Photo by Lisa Fotios
We are flooded with information and are addicited. To news. To social media. To research articles on how AI is revolutionizing the way we code and write content.
In this post, I look at information addiction in healthcare. I will propose a method of controlled messaging based on Knuth’s Literate programming in order to reduce cognitive load.
In other words - reduce the amount of noise around us.
Why do we believe we are not getting the right answers from our doctor?
A study in the Tel Aviv Medical Center examined the phenomenon of perceived information quality and availability after realizing that in the hospital, many patients (and their family) felt they were not getting answers — even though the doctors and the medical staff felt that they (the staff) provide them (the patients and family members) with lots of information via interaction in the hospital, by phone, email, at the bedside and in formal letters.
The data from the hospital showed a gap between what the staff were doing and patients/family members prevalent perception that are not getting good enough information from the hospital staff.
The study uncovered that when patients do have a face-to-face meeting with a doctor in the quiet of the office, they almost always feel that they have been given valuable information, even if they are unhappy with the answers or want to seek a second opinion.

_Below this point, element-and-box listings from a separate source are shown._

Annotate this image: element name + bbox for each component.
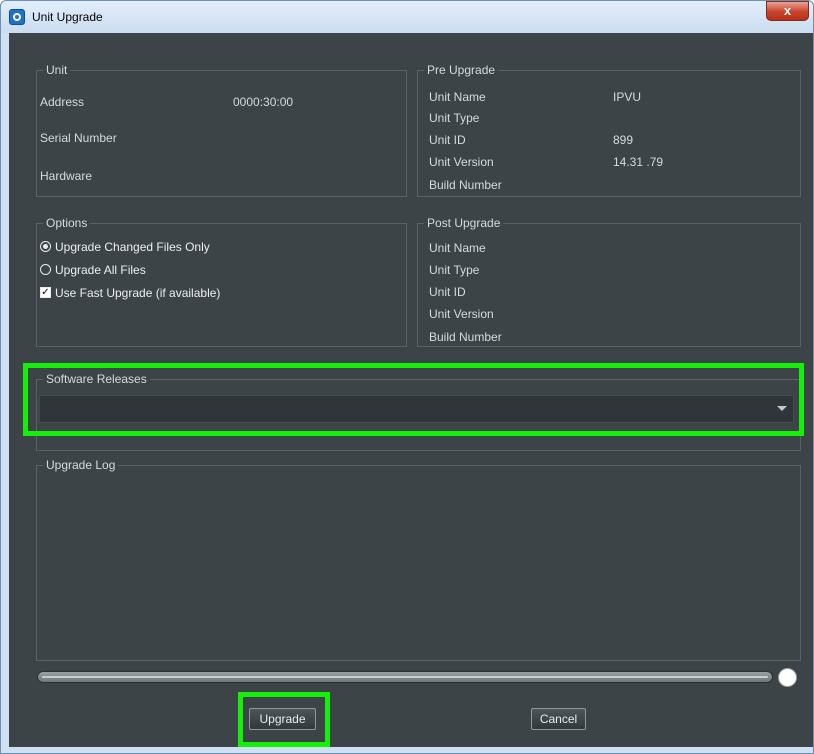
hardware-label: Hardware [40,169,93,183]
upgrade-changed-only-label[interactable]: Upgrade Changed Files Only [55,240,210,254]
window-title: Unit Upgrade [32,10,103,24]
pre-unit-version-label: Unit Version [429,155,494,169]
pre-unit-type-label: Unit Type [429,111,480,125]
cancel-button[interactable]: Cancel [531,708,586,730]
post-unit-id-label: Unit ID [429,285,466,299]
software-releases-highlight [23,363,804,436]
upgrade-log-text-area[interactable] [38,475,799,659]
close-button[interactable]: x [766,1,809,21]
title-bar[interactable]: Unit Upgrade x [1,1,813,33]
pre-unit-id-label: Unit ID [429,133,466,147]
post-build-number-label: Build Number [429,330,502,344]
upgrade-button[interactable]: Upgrade [249,708,316,730]
upgrade-log-legend: Upgrade Log [43,458,119,472]
pre-unit-version-value: 14.31 .79 [613,155,664,169]
post-unit-type-label: Unit Type [429,263,480,277]
unit-legend: Unit [43,63,71,77]
upgrade-progress-bar [37,671,773,683]
pre-unit-name-label: Unit Name [429,90,486,104]
pre-unit-id-value: 899 [613,133,634,147]
fast-upgrade-label[interactable]: Use Fast Upgrade (if available) [55,286,220,300]
checkmark-icon: ✓ [41,287,50,298]
serial-number-label: Serial Number [40,131,117,145]
upgrade-all-files-label[interactable]: Upgrade All Files [55,263,146,277]
dialog-body: Unit Address 0000:30:00 Serial Number Ha… [9,33,813,747]
post-upgrade-legend: Post Upgrade [424,216,504,230]
post-unit-version-label: Unit Version [429,307,494,321]
address-label: Address [40,95,85,109]
upgrade-changed-only-radio[interactable] [40,241,51,252]
close-icon: x [783,3,792,18]
fast-upgrade-checkbox[interactable]: ✓ [40,287,51,298]
pre-build-number-label: Build Number [429,178,502,192]
options-legend: Options [43,216,91,230]
app-eye-icon [9,9,25,25]
pre-upgrade-legend: Pre Upgrade [424,63,499,77]
address-value: 0000:30:00 [233,95,294,109]
unit-upgrade-window: Unit Upgrade x Unit Address 0000:30:00 S… [0,0,814,754]
post-unit-name-label: Unit Name [429,241,486,255]
pre-unit-name-value: IPVU [613,90,642,104]
progress-indicator [778,668,797,687]
upgrade-all-files-radio[interactable] [40,264,51,275]
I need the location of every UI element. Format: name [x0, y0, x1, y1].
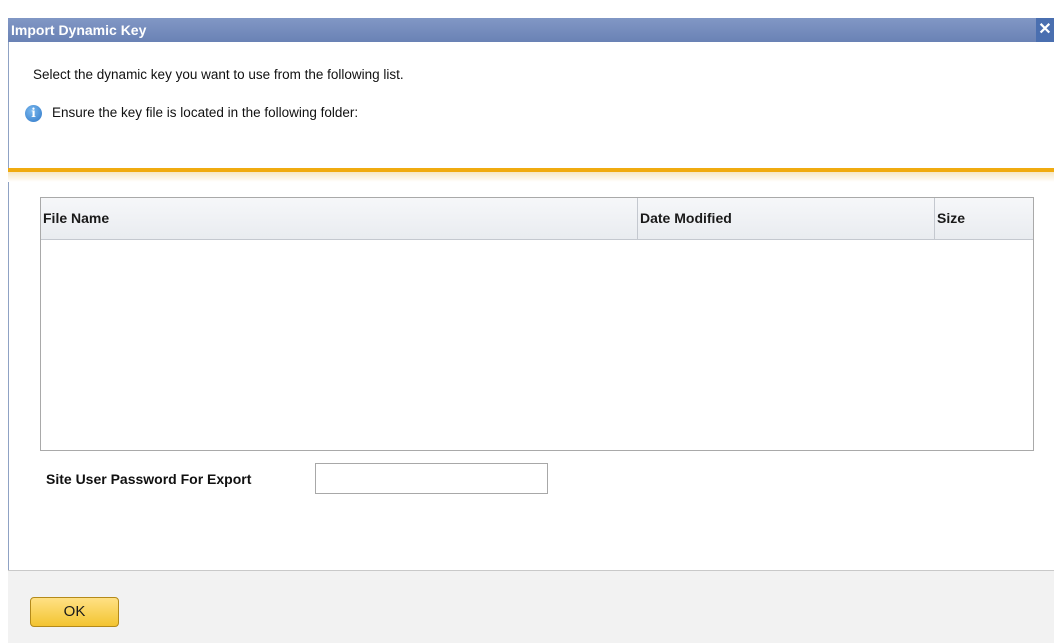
dialog-title: Import Dynamic Key	[11, 22, 147, 38]
divider-shade	[8, 172, 1054, 182]
password-label: Site User Password For Export	[46, 471, 252, 487]
ok-button[interactable]: OK	[30, 597, 119, 627]
instruction-text: Select the dynamic key you want to use f…	[33, 67, 404, 82]
column-header-date-modified[interactable]: Date Modified	[637, 198, 934, 239]
table-header: File Name Date Modified Size	[41, 198, 1033, 240]
close-icon[interactable]: ✕	[1036, 18, 1054, 42]
info-text: Ensure the key file is located in the fo…	[52, 105, 359, 120]
key-file-table[interactable]: File Name Date Modified Size	[40, 197, 1034, 451]
password-input[interactable]	[315, 463, 548, 494]
column-header-file-name[interactable]: File Name	[41, 198, 637, 239]
column-header-size[interactable]: Size	[934, 198, 1033, 239]
footer-bar	[8, 571, 1054, 643]
info-icon: i	[25, 105, 42, 122]
import-dynamic-key-dialog: Import Dynamic Key ✕ Select the dynamic …	[0, 0, 1054, 643]
title-bar[interactable]: Import Dynamic Key ✕	[8, 18, 1054, 42]
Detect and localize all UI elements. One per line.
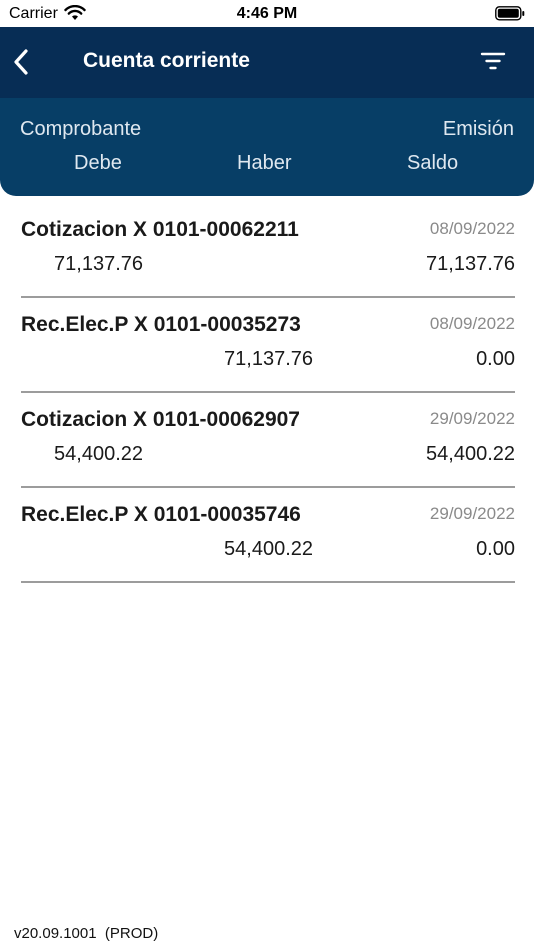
saldo-value: 71,137.76	[426, 253, 515, 275]
emision-date: 08/09/2022	[429, 314, 515, 333]
emision-date: 29/09/2022	[429, 504, 515, 523]
filter-icon[interactable]	[480, 49, 506, 73]
list-item[interactable]: Rec.Elec.P X 0101-00035746 29/09/2022 54…	[21, 488, 515, 583]
list-item[interactable]: Rec.Elec.P X 0101-00035273 08/09/2022 71…	[21, 298, 515, 393]
list-item[interactable]: Cotizacion X 0101-00062907 29/09/2022 54…	[21, 393, 515, 488]
battery-icon	[495, 6, 525, 21]
page-title: Cuenta corriente	[83, 49, 250, 72]
header-saldo: Saldo	[407, 152, 459, 174]
comprobante-label: Rec.Elec.P X 0101-00035746	[21, 503, 301, 526]
comprobante-label: Cotizacion X 0101-00062907	[21, 408, 300, 431]
header-debe: Debe	[74, 152, 122, 174]
navbar: Cuenta corriente	[0, 27, 534, 98]
version-label: v20.09.1001 (PROD)	[14, 925, 159, 942]
status-bar: Carrier 4:46 PM	[0, 0, 534, 27]
saldo-value: 0.00	[476, 538, 515, 560]
movements-list: Cotizacion X 0101-00062211 08/09/2022 71…	[21, 203, 515, 583]
haber-value: 54,400.22	[224, 538, 313, 560]
chevron-left-icon[interactable]	[8, 45, 36, 79]
comprobante-label: Cotizacion X 0101-00062211	[21, 218, 299, 241]
header-emision: Emisión	[442, 118, 514, 140]
debe-value: 54,400.22	[54, 443, 143, 465]
header-haber: Haber	[237, 152, 292, 174]
comprobante-label: Rec.Elec.P X 0101-00035273	[21, 313, 301, 336]
haber-value: 71,137.76	[224, 348, 313, 370]
emision-date: 29/09/2022	[429, 409, 515, 428]
debe-value: 71,137.76	[54, 253, 143, 275]
status-time: 4:46 PM	[236, 5, 298, 22]
saldo-value: 54,400.22	[426, 443, 515, 465]
emision-date: 08/09/2022	[429, 219, 515, 238]
column-header: Comprobante Emisión Debe Haber Saldo	[0, 98, 534, 196]
saldo-value: 0.00	[476, 348, 515, 370]
list-item[interactable]: Cotizacion X 0101-00062211 08/09/2022 71…	[21, 203, 515, 298]
header-comprobante: Comprobante	[20, 118, 142, 140]
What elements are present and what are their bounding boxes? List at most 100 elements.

A zoom session with the patient is good, but not a replacement for face-to-face interaction.
The key seems to be the setting of how the information is provided and not the quality or essence of the information itself.
Why does this happen? We can understand this by studying framing effects.
Utility is reference-based and not additive
As prospect theory predicts, utility (the value of a product or service) is reference-based and not additive.
What does that mean?
Reference-based value means that more data from medical staff and support groups is less valuable than data received when the frame of reference is a private consultation with a specialist.
Framing favors patients overrating the physical visit with a doctor and underrating generally available digital communications in social media and online search.
Framing suggests that more face-to-face interaction between patients and sites in decentralized clinical trials.may be key to the success of decentralized clinical trials.
Framing effects may also be related to cultural and societal factors. In countries where doctors function within a hierarchy, patients will tend value personal visits to specialists over email, social media, Dr. Google and online patient forums.
Framing effects create mismatched perceptions and expectations in an asymmetric relationship — where patients (at the bottom of the totem pole) get information but do not value it and doctors (the experts at the top of the totem pole) provide information and expect the patient to value the information and become frustrated when the patient downgrades the value of their messages.
2 anecdotes of how digital technology works in patient communications
There is a head of a CF Unit who gives out his mobile phone number to patients and gets over 400 calls/texts a day.
He does this for marketing reasons, because he feels it differentiates him from other specialists and gets him more private patients but his life is indentured to his phone.
Several years ago, because of pressure from patients to answer emails, the head of neurology found himself caught in a vicious cycle of patients getting email messages and expecting immediate answers. He also felt that the emails were not necessarily related to his clinical overview of the patient and possibly created risk exposure. He now writes a short summary letter after an office visit with a patient, prints it out, stamps it with his MD license number and snail-mails it to the patient, explaining that all their communications will be by letters in snail-mail. This slows down the pace, enables him to control the flow and stay focused on the clinical side of patient care.
He confesses that this feels like a retrogressive and archaic solution and wonders if this is the best that digital technology can offer him.
He is technology-adept and would love to adopt digital tools for his patient-doctor communications, but doesn’t see how the current messaging paradigm of email/short text breaks the paradox. As he put it, “if it looks like email, smells like email and functions like email, people will continue to have email expectations of receiving answers immediately.”.
Speculations on alternatives for better messaging
The problem of messaging not achieving it’s goals of making our lives easier has been studied extensively by Sherry Turkle and described in her book — “Connected but alone”. Turkle’s book is interesting but doesn’t offer any solutions.
Social and cultural factors are beyond our control; but the technology is under our control.
We need to consider design alternatives for messaging.
We might consider a different user interface for messaging, one that does not look and smell like email and one that will enable sender and receiver to agree on committed response times.
We may speculate about a drag and drop UI for exchanging messages with patients using a contract of mutually-agreed response time, for example a negotiated cycle time of 1 week for head of neurology and a negotiated cycle time of 10′ for chief of CF.
We may speculate that if the messages looked like formal letters in PDF format from the physician, then the value and risk management issues of email would be mitigated.
We of course can do the simple thing like writing letters, meeting in person and turning off our phones but it seems to me that the technology needs to be improved to enable us to govern the message flow to our own person cycle times, to interact with friends in small clusters and not be distracted by birthdays, food and pet pictures and advertising.
Controlled literacy and negotiated primary response times
There is a methodology created by Donald Knuth called Literate programming
The analog of this would be literate writing for messaging.
An ideal model for messaging would support both short message texting (low fidelity content) and literate writing (high fidelity content) and include negotiated cycle times between sender and receiver in order to solve the problem of unmet expectations.
A system of low and high-fidelity messaging with negotiated cycle times would reduce our cognitive load and enable us to pay more attention to problem solving.